The pollster admitted, however, that he is puzzled as to exactly why the Harper government is able to sustain its lead.

"To be blunt, I can't understand all of this," he said, wondering whether the Prime Minister's piano performance this month has made the difference. "Is it the Michael Buble-like [nature]of Canadian politics that has put him into overdrive?"

He added: "Is it the negative framing of Mr. Ignatieff? I am really scratching my head trying to understand all of this. It is really dramatic because we had a political landscape that frozen in amber for a couple of months with these guys absolutely deadlocked."

Still, Mr. Graves's poll shows that Canadians right now prefer a "low-tax, low-service government over a higher-taxing government with a higher level of services."

"For the moment, everything seems to be rolling the Conservatives' way," he said.

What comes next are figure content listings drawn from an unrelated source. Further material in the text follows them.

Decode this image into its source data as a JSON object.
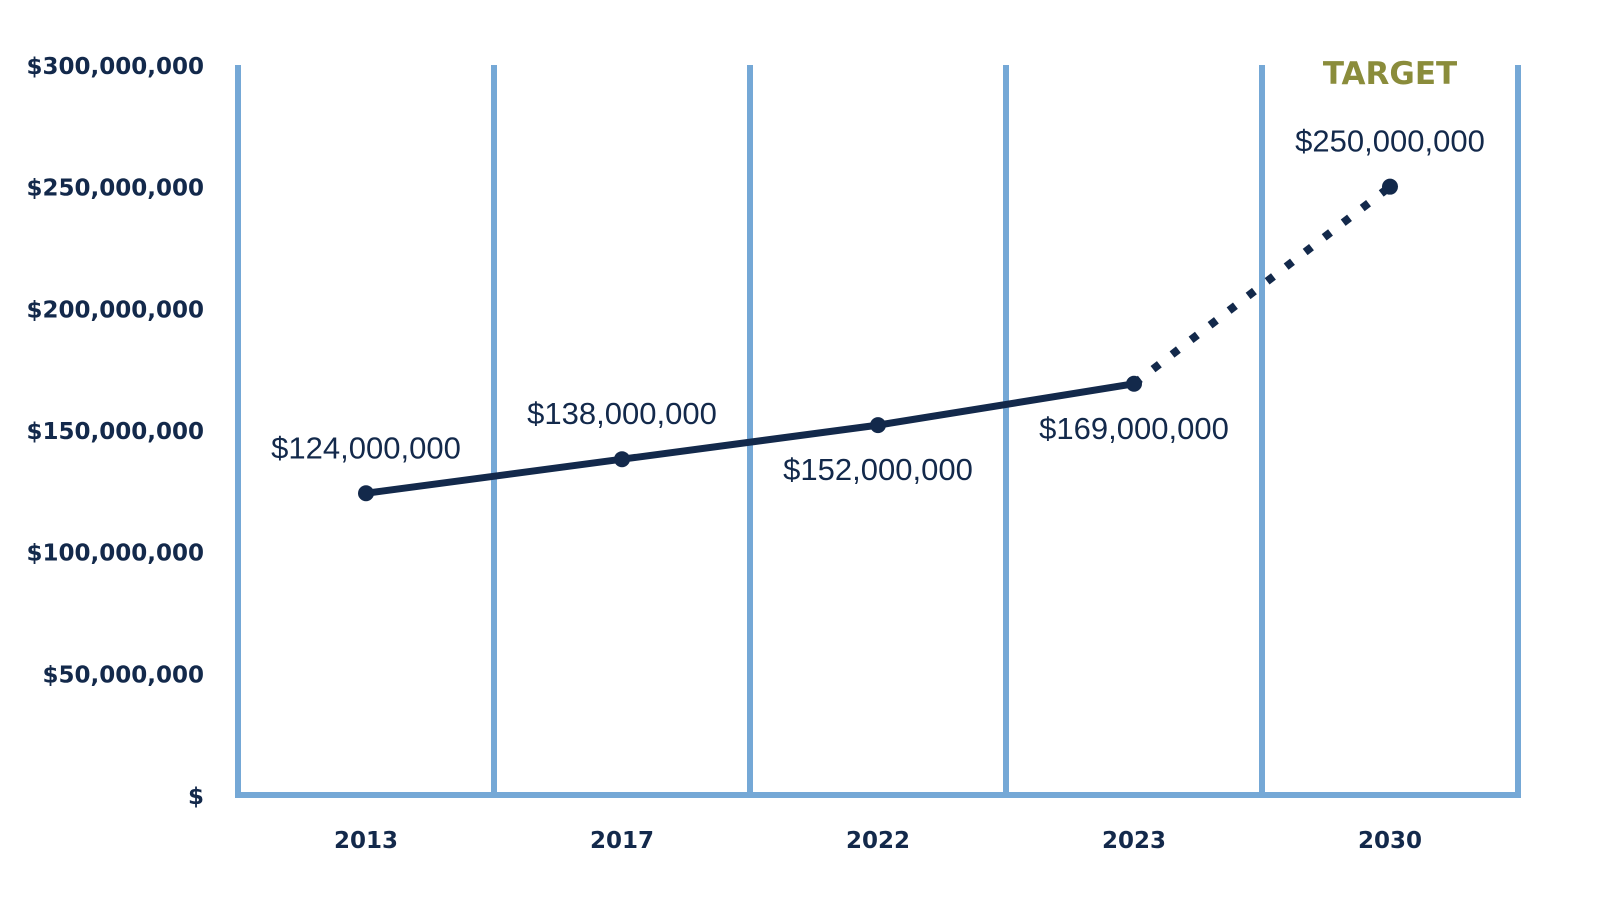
{
  "chart_data": {
    "type": "line",
    "categories": [
      "2013",
      "2017",
      "2022",
      "2023",
      "2030"
    ],
    "series": [
      {
        "values": [
          124000000,
          138000000,
          152000000,
          169000000,
          250000000
        ],
        "data_labels": [
          "$124,000,000",
          "$138,000,000",
          "$152,000,000",
          "$169,000,000",
          "$250,000,000"
        ]
      }
    ],
    "projected_from_index": 3,
    "annotation": "TARGET",
    "annotation_category": "2030",
    "ylim": [
      0,
      300000000
    ],
    "yticks": [
      0,
      50000000,
      100000000,
      150000000,
      200000000,
      250000000,
      300000000
    ],
    "ytick_labels": [
      "$",
      "$50,000,000",
      "$100,000,000",
      "$150,000,000",
      "$200,000,000",
      "$250,000,000",
      "$300,000,000"
    ],
    "grid": "vertical",
    "colors": {
      "line": "#13294b",
      "grid": "#75a8d6",
      "axis_text": "#13294b",
      "annotation": "#8a8c3b"
    }
  }
}
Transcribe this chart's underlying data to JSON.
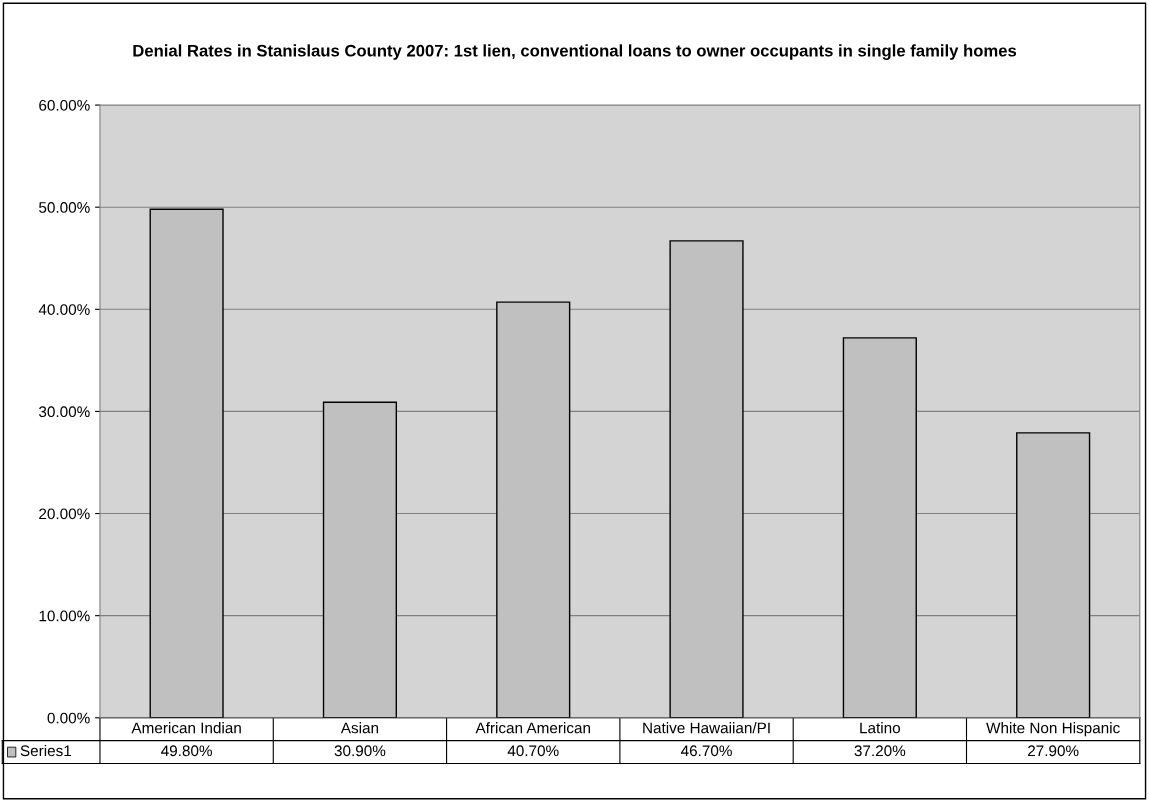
{
  "chart_data": {
    "type": "bar",
    "title": "Denial Rates in Stanislaus County 2007: 1st lien, conventional loans to owner occupants in single family homes",
    "categories": [
      "American Indian",
      "Asian",
      "African American",
      "Native Hawaiian/PI",
      "Latino",
      "White Non Hispanic"
    ],
    "series": [
      {
        "name": "Series1",
        "color": "#c0c0c0",
        "values": [
          49.8,
          30.9,
          40.7,
          46.7,
          37.2,
          27.9
        ],
        "value_labels": [
          "49.80%",
          "30.90%",
          "40.70%",
          "46.70%",
          "37.20%",
          "27.90%"
        ]
      }
    ],
    "ylim": [
      0,
      60
    ],
    "yticks": [
      {
        "value": 0,
        "label": "0.00%"
      },
      {
        "value": 10,
        "label": "10.00%"
      },
      {
        "value": 20,
        "label": "20.00%"
      },
      {
        "value": 30,
        "label": "30.00%"
      },
      {
        "value": 40,
        "label": "40.00%"
      },
      {
        "value": 50,
        "label": "50.00%"
      },
      {
        "value": 60,
        "label": "60.00%"
      }
    ],
    "grid": "y",
    "legend": "bottom"
  }
}
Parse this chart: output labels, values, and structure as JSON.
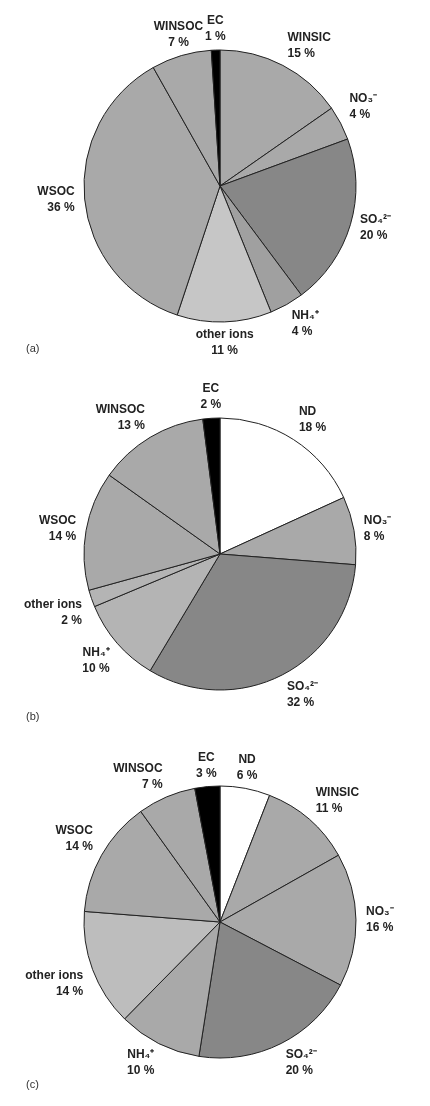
{
  "chart_data": [
    {
      "type": "pie",
      "categories": [
        "WINSIC",
        "NO₃⁻",
        "SO₄²⁻",
        "NH₄⁺",
        "other ions",
        "WSOC",
        "WINSOC",
        "EC"
      ],
      "values": [
        15,
        4,
        20,
        4,
        11,
        36,
        7,
        1
      ],
      "colors": [
        "#a9a9a9",
        "#a9a9a9",
        "#878787",
        "#a0a0a0",
        "#c6c6c6",
        "#a9a9a9",
        "#a9a9a9",
        "#000000"
      ],
      "value_labels": [
        "15 %",
        "4 %",
        "20 %",
        "4 %",
        "11 %",
        "36 %",
        "7 %",
        "1 %"
      ],
      "annotations": [
        "(a)"
      ]
    },
    {
      "type": "pie",
      "categories": [
        "ND",
        "NO₃⁻",
        "SO₄²⁻",
        "NH₄⁺",
        "other ions",
        "WSOC",
        "WINSOC",
        "EC"
      ],
      "values": [
        18,
        8,
        32,
        10,
        2,
        14,
        13,
        2
      ],
      "colors": [
        "#ffffff",
        "#a9a9a9",
        "#878787",
        "#b4b4b4",
        "#b4b4b4",
        "#a9a9a9",
        "#a9a9a9",
        "#000000"
      ],
      "value_labels": [
        "18 %",
        "8 %",
        "32 %",
        "10 %",
        "2 %",
        "14 %",
        "13 %",
        "2 %"
      ],
      "annotations": [
        "(b)"
      ]
    },
    {
      "type": "pie",
      "categories": [
        "ND",
        "WINSIC",
        "NO₃⁻",
        "SO₄²⁻",
        "NH₄⁺",
        "other ions",
        "WSOC",
        "WINSOC",
        "EC"
      ],
      "values": [
        6,
        11,
        16,
        20,
        10,
        14,
        14,
        7,
        3
      ],
      "colors": [
        "#ffffff",
        "#a9a9a9",
        "#a9a9a9",
        "#878787",
        "#a9a9a9",
        "#bdbdbd",
        "#a9a9a9",
        "#a9a9a9",
        "#000000"
      ],
      "value_labels": [
        "6 %",
        "11 %",
        "16 %",
        "20 %",
        "10 %",
        "14 %",
        "14 %",
        "7 %",
        "3 %"
      ],
      "annotations": [
        "(c)"
      ]
    }
  ]
}
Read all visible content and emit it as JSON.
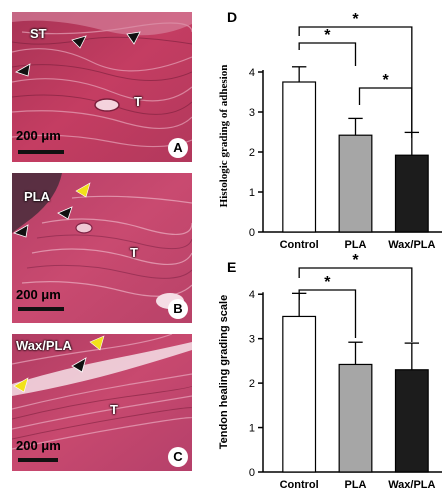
{
  "panels": [
    {
      "letter": "A",
      "scale": "200 μm",
      "labels": [
        {
          "text": "ST"
        },
        {
          "text": "T"
        }
      ]
    },
    {
      "letter": "B",
      "scale": "200 μm",
      "labels": [
        {
          "text": "PLA"
        },
        {
          "text": "T"
        }
      ]
    },
    {
      "letter": "C",
      "scale": "200 μm",
      "labels": [
        {
          "text": "Wax/PLA"
        },
        {
          "text": "T"
        }
      ]
    }
  ],
  "chart_data": [
    {
      "type": "bar",
      "panel_letter": "D",
      "categories": [
        "Control",
        "PLA",
        "Wax/PLA"
      ],
      "values": [
        3.75,
        2.42,
        1.92
      ],
      "errors": [
        0.38,
        0.42,
        0.57
      ],
      "bar_fills": [
        "#ffffff",
        "#a6a6a6",
        "#1c1c1c"
      ],
      "ylabel": "Histologic grading of adhesion",
      "ylim": [
        0,
        4.8
      ],
      "yticks": [
        "0",
        "1",
        "2",
        "3",
        "4"
      ],
      "significance": [
        {
          "from": 0,
          "to": 1,
          "label": "*"
        },
        {
          "from": 0,
          "to": 2,
          "label": "*"
        },
        {
          "from": 1,
          "to": 2,
          "label": "*"
        }
      ]
    },
    {
      "type": "bar",
      "panel_letter": "E",
      "categories": [
        "Control",
        "PLA",
        "Wax/PLA"
      ],
      "values": [
        3.5,
        2.42,
        2.3
      ],
      "errors": [
        0.52,
        0.5,
        0.6
      ],
      "bar_fills": [
        "#ffffff",
        "#a6a6a6",
        "#1c1c1c"
      ],
      "ylabel": "Tendon healing grading scale",
      "ylim": [
        0,
        4.5
      ],
      "yticks": [
        "0",
        "1",
        "2",
        "3",
        "4"
      ],
      "significance": [
        {
          "from": 0,
          "to": 1,
          "label": "*"
        },
        {
          "from": 0,
          "to": 2,
          "label": "*"
        }
      ]
    }
  ]
}
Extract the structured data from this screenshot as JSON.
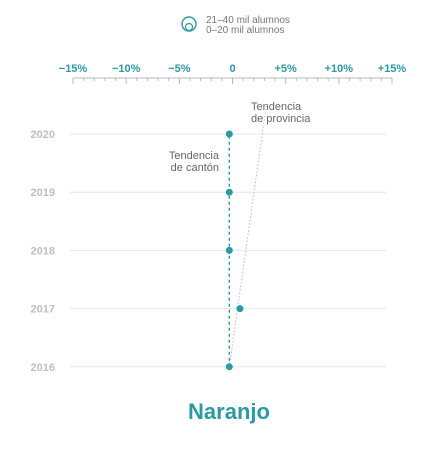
{
  "legend": {
    "items": [
      {
        "label": "21–40 mil alumnos",
        "icon": "large-circle-icon"
      },
      {
        "label": "0–20 mil alumnos",
        "icon": "small-circle-icon"
      }
    ]
  },
  "colors": {
    "accent": "#2a9aa4",
    "year_label": "#bfbfbf",
    "grid": "#e6e6e6",
    "province_line": "#bbbbbb",
    "annotation": "#666666"
  },
  "chart_data": {
    "type": "scatter",
    "title": "Naranjo",
    "xlabel": "",
    "ylabel": "",
    "xlim": [
      -15,
      15
    ],
    "x_ticks": [
      -15,
      -10,
      -5,
      0,
      5,
      10,
      15
    ],
    "x_tick_labels": [
      "−15%",
      "−10%",
      "−5%",
      "0",
      "+5%",
      "+10%",
      "+15%"
    ],
    "categories": [
      "2020",
      "2019",
      "2018",
      "2017",
      "2016"
    ],
    "series": [
      {
        "name": "",
        "values": [
          -0.3,
          -0.3,
          -0.3,
          0.7,
          -0.3
        ]
      }
    ],
    "trend_lines": [
      {
        "label": "Tendencia de cantón",
        "lines": [
          "Tendencia",
          "de cantón"
        ],
        "from": {
          "year": "2016",
          "x": -0.3
        },
        "to": {
          "year": "2020",
          "x": -0.3
        },
        "style": "dashed"
      },
      {
        "label": "Tendencia de provincia",
        "lines": [
          "Tendencia",
          "de provincia"
        ],
        "from": {
          "year": "2016",
          "x": -0.3
        },
        "to": {
          "year": "2020",
          "x": 2.8
        },
        "style": "dotted"
      }
    ],
    "grid": true
  }
}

The EKOS president also suspects that the doling out of infrastructure cheques in ridings may have helped Mr. Harper. But there are others who believe it may cause the Tories more trouble as MPs are under scrutiny for using the party logo and their signatures on government cheques.

Some Tories are worried: "It certainly is uncomfortable. And as the PM set the bar high on accountability this hyper-partisan stuff can bite back if it is not reigned in," a veteran Conservative strategist said.

And Strategic Counsel's pollster, Peter Donolo, said the cheque stories have thrown the government off of its "game plan" and represent the first bump in the road for the Tories since Labour Day.

"What the Liberals need to do is to flip the media attention," Mr. Donolo said, noting that for the past few weeks the narrative has been all about the Liberals and their sliding fortunes. "They have to know how to exploit that."